Antara Cita-cita dan Keluarga, Selamat Tinggal LIPIA Jakarta!
Bismillahirrahmanirrahim
Cerita ini bermula awal tahun ini. Ketika ada banyak sekali ujian yang menghampiri keluarga kami. Sampai kami berpikir, "Apa perlu kita pindah ke Jakarta saja?". Barangkali di sana masalah kami akan terurai nantinya.
Hari ini, 21 Agustus 2023, seharusnya menjadi hari pertama duduk di LIPIA Jakarta sebagai mahasiswa baru di sana.
Namun...
Banyak hal terjadi hingga kita memang harus memilih. Menjadi dewasa artinya kita belajar tentang prioritas bukan?
Izinkan aku menyimpan kenangan ini di sini. Sebagai cerita bagi anak cucu bahwa dgn izin Allah ada leluhurnya yang pernah menembus kampus biru.

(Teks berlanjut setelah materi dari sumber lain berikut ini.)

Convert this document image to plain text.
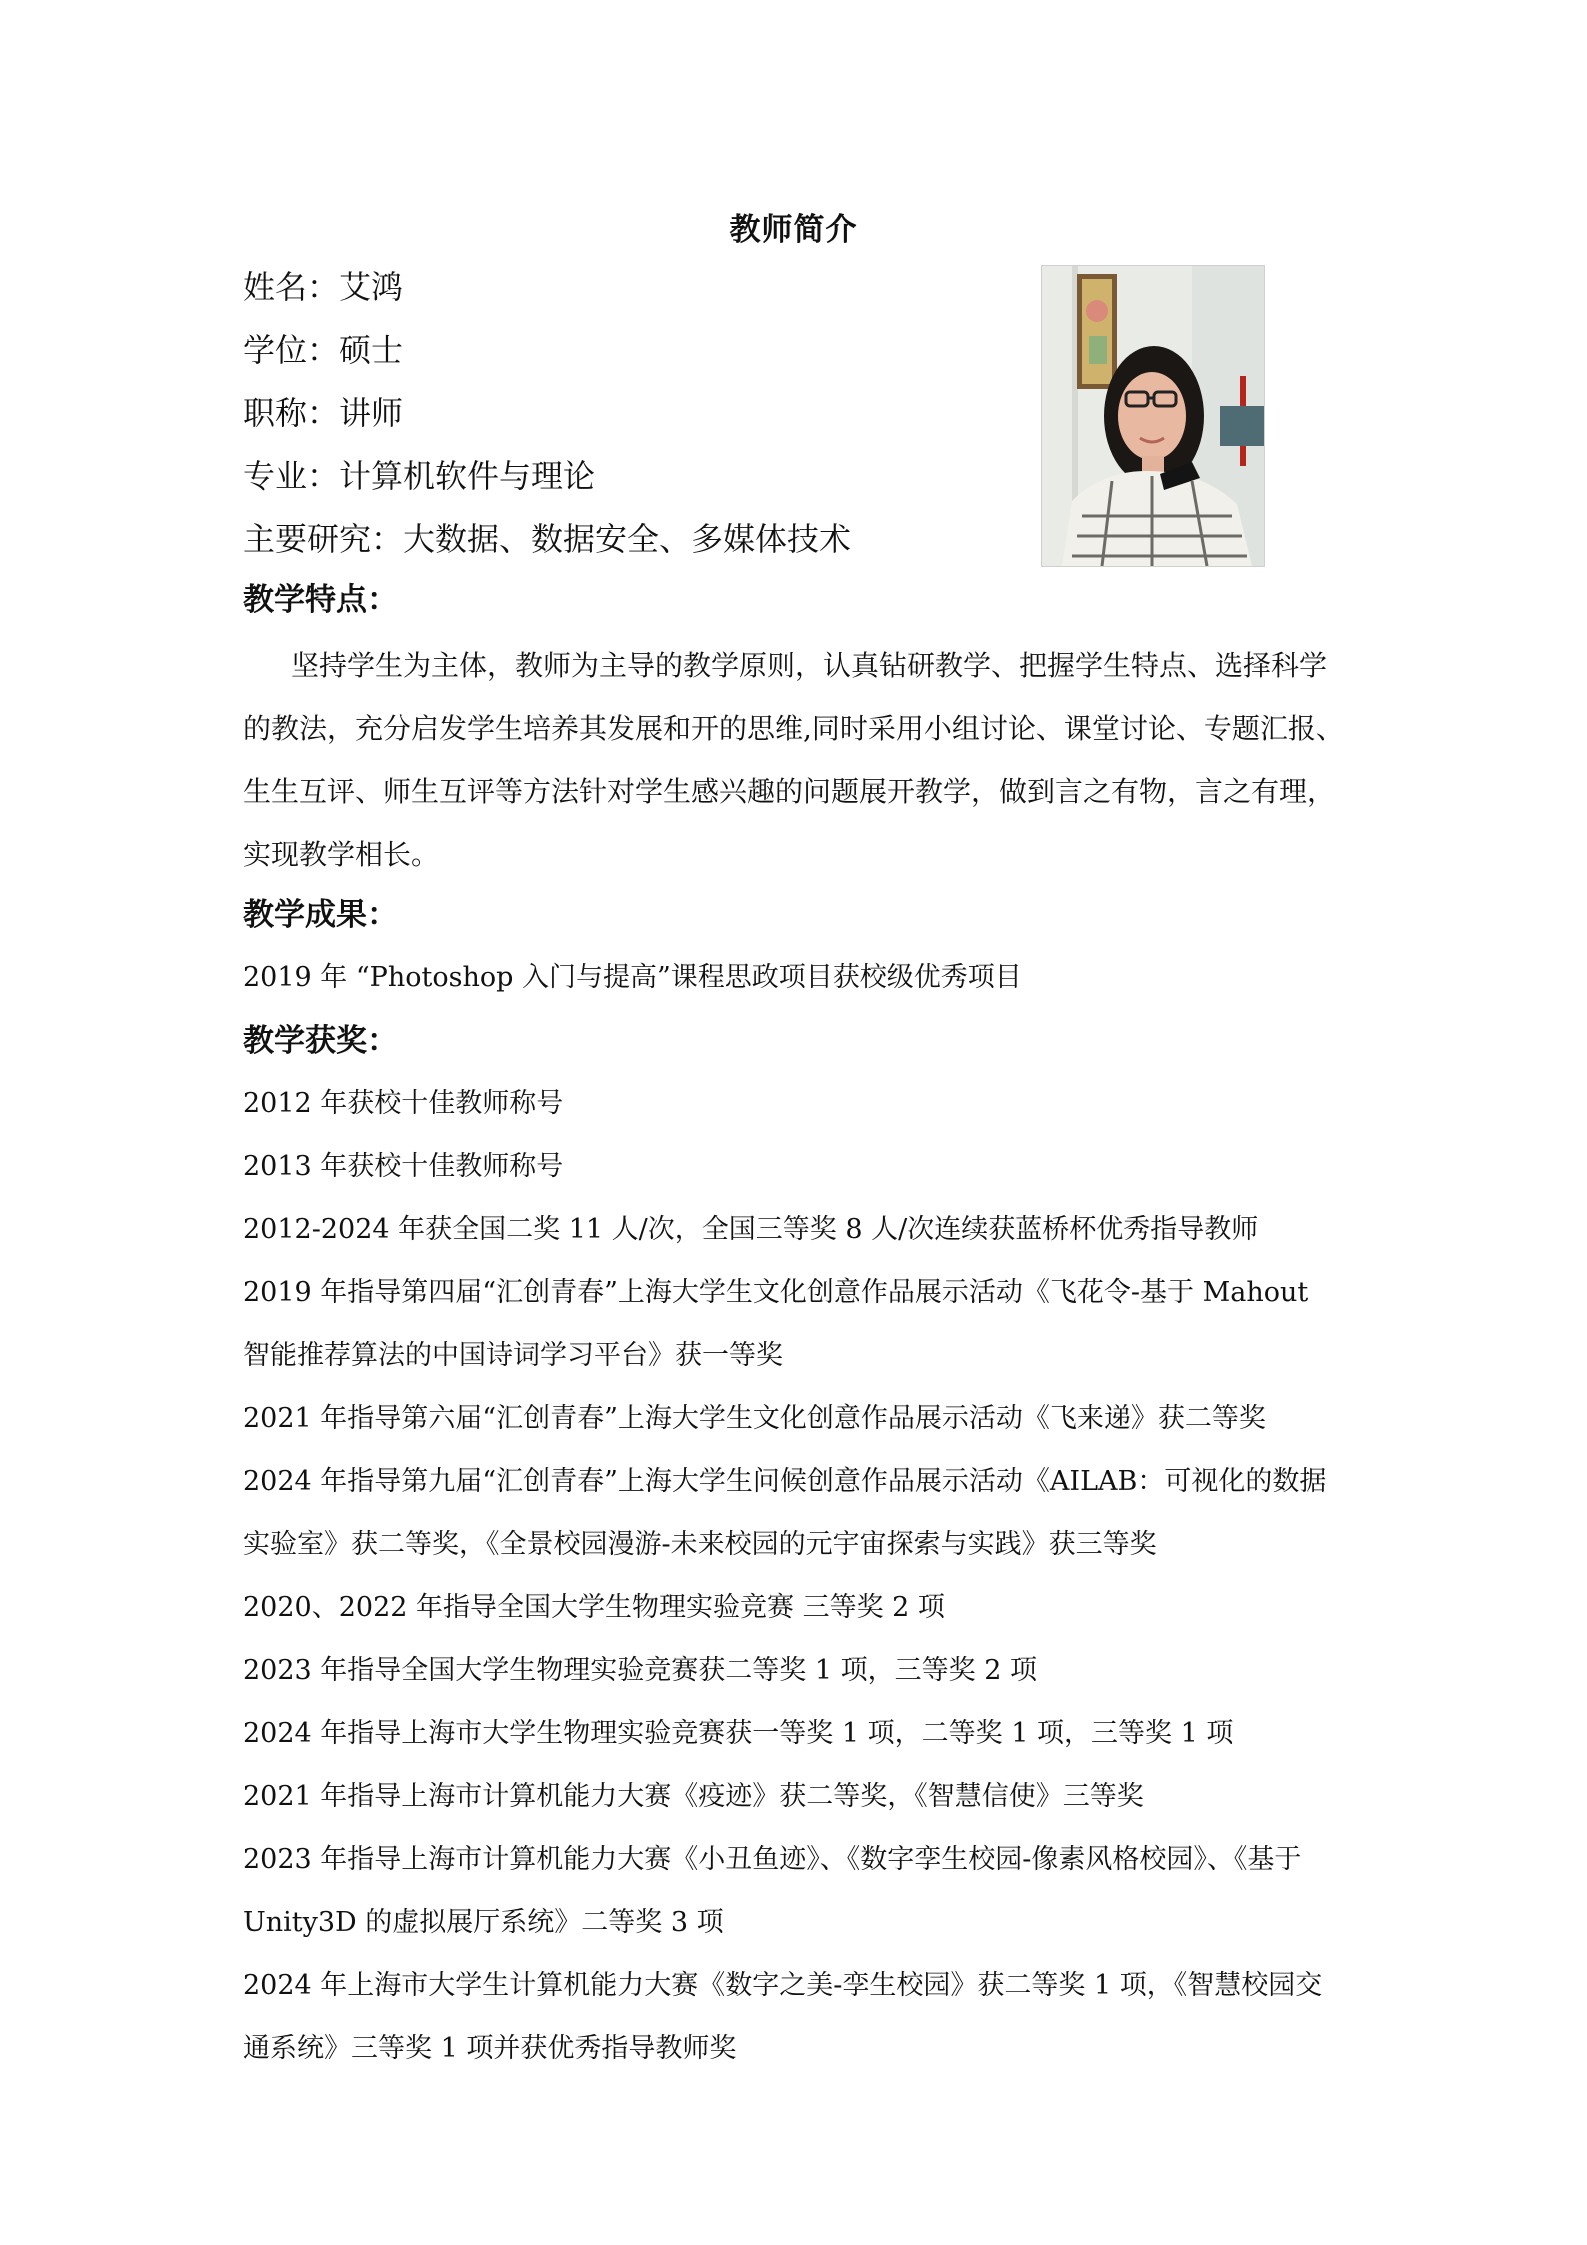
教师简介
姓名：艾鸿
学位：硕士
职称：讲师
专业：计算机软件与理论
主要研究：大数据、数据安全、多媒体技术
教学特点：
坚持学生为主体，教师为主导的教学原则，认真钻研教学、把握学生特点、选择科学的教法，充分启发学生培养其发展和开的思维,同时采用小组讨论、课堂讨论、专题汇报、生生互评、师生互评等方法针对学生感兴趣的问题展开教学，做到言之有物，言之有理，实现教学相长。
教学成果：
2019 年 “Photoshop 入门与提高”课程思政项目获校级优秀项目
教学获奖：
2012 年获校十佳教师称号
2013 年获校十佳教师称号
2012-2024 年获全国二奖 11 人/次，全国三等奖 8 人/次连续获蓝桥杯优秀指导教师
2019 年指导第四届“汇创青春”上海大学生文化创意作品展示活动《飞花令-基于 Mahout
智能推荐算法的中国诗词学习平台》获一等奖
2021 年指导第六届“汇创青春”上海大学生文化创意作品展示活动《飞来递》获二等奖
2024 年指导第九届“汇创青春”上海大学生问候创意作品展示活动《AILAB：可视化的数据
实验室》获二等奖，《全景校园漫游-未来校园的元宇宙探索与实践》获三等奖
2020、2022 年指导全国大学生物理实验竞赛 三等奖 2 项
2023 年指导全国大学生物理实验竞赛获二等奖 1 项，三等奖 2 项
2024 年指导上海市大学生物理实验竞赛获一等奖 1 项，二等奖 1 项，三等奖 1 项
2021 年指导上海市计算机能力大赛《疫迹》获二等奖，《智慧信使》三等奖
2023 年指导上海市计算机能力大赛《小丑鱼迹》、《数字孪生校园-像素风格校园》、《基于
Unity3D 的虚拟展厅系统》二等奖 3 项
2024 年上海市大学生计算机能力大赛《数字之美-孪生校园》获二等奖 1 项，《智慧校园交
通系统》三等奖 1 项并获优秀指导教师奖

Izinkan aku menuliskannya di sini. Bahwa walau bukan anak pesantren, jika berusaha pun Insyaa Allah bisa diterima.
Kartu pendaftaran |
Melihat keinginannya untuk ke ibu kota, aku minta izin untuk ikut tes LIPIA Jakarta. Barangkali aku berjodoh dengan kampus ini. Selagi belum punya anak pikirku. Dan selagi aku bisa memperjuangkan cita-citaku.

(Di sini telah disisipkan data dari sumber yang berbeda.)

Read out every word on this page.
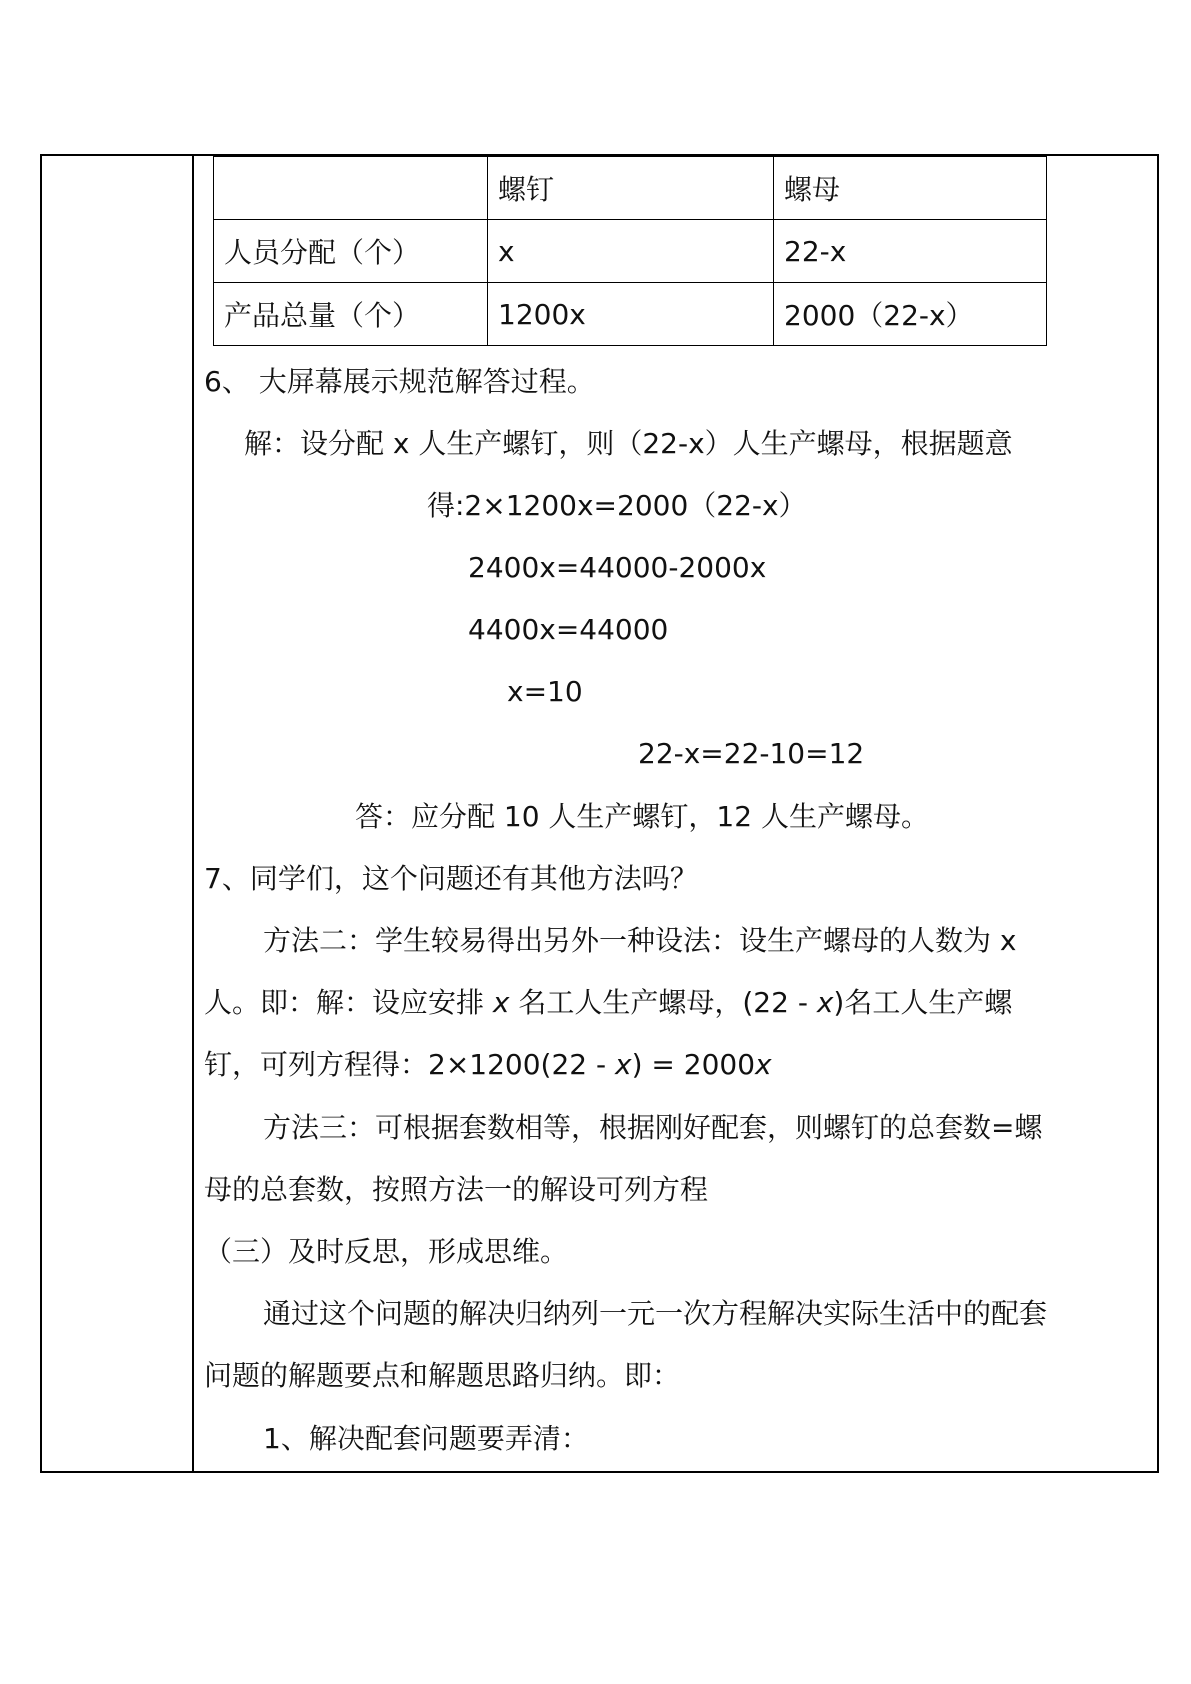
	螺钉	螺母
人员分配（个）	x	22-x
产品总量（个）	1200x	2000（22-x）

6、 大屏幕展示规范解答过程。

解：设分配 x 人生产螺钉，则（22-x）人生产螺母，根据题意

得:2×1200x=2000（22-x）

2400x=44000-2000x

4400x=44000

x=10

22-x=22-10=12

答：应分配 10 人生产螺钉，12 人生产螺母。

7、同学们，这个问题还有其他方法吗？

方法二：学生较易得出另外一种设法：设生产螺母的人数为 x

人。即：解：设应安排 x 名工人生产螺母，(22 - x)名工人生产螺

钉，可列方程得：2×1200(22 - x) = 2000x

方法三：可根据套数相等，根据刚好配套，则螺钉的总套数=螺

母的总套数，按照方法一的解设可列方程

（三）及时反思，形成思维。

通过这个问题的解决归纳列一元一次方程解决实际生活中的配套

问题的解题要点和解题思路归纳。即：

1、解决配套问题要弄清：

Barangkali memang harus aku akui bahwa aku tidak dipercaya beberapa pihak untuk mengajar Bahasa Arab karena aku tidak punya background pendidikan agama. Dan tentu, hal ini begitu wajar di zaman ketika ijazah diagung-agungkan. Padahal ijazah adalah sekedar bukti bahwa kita pernah belajar di suatu tempat. Bukan sebuah jaminan bahwa kita berilmu tentang hal-hal yang kita pelajari di tempat itu.
Jujur, aku kala itu merasa barangkali ini adalah jalanku yang tertunda. Kuliah agama di tempat yang tidak dipungut biaya. Kuliah agama di tempat yang merupakan cabang kampus Saudi Arabia. Semoga dengan itu, keinginanku untuk mukim di sana terwujud. Semoga dengan itu aku lancar bicara dengan menggunakan Bahasa Arab. Dan semoga dengan itu, Allah bukakan pintu-pintu kebaikan lainnya untukku.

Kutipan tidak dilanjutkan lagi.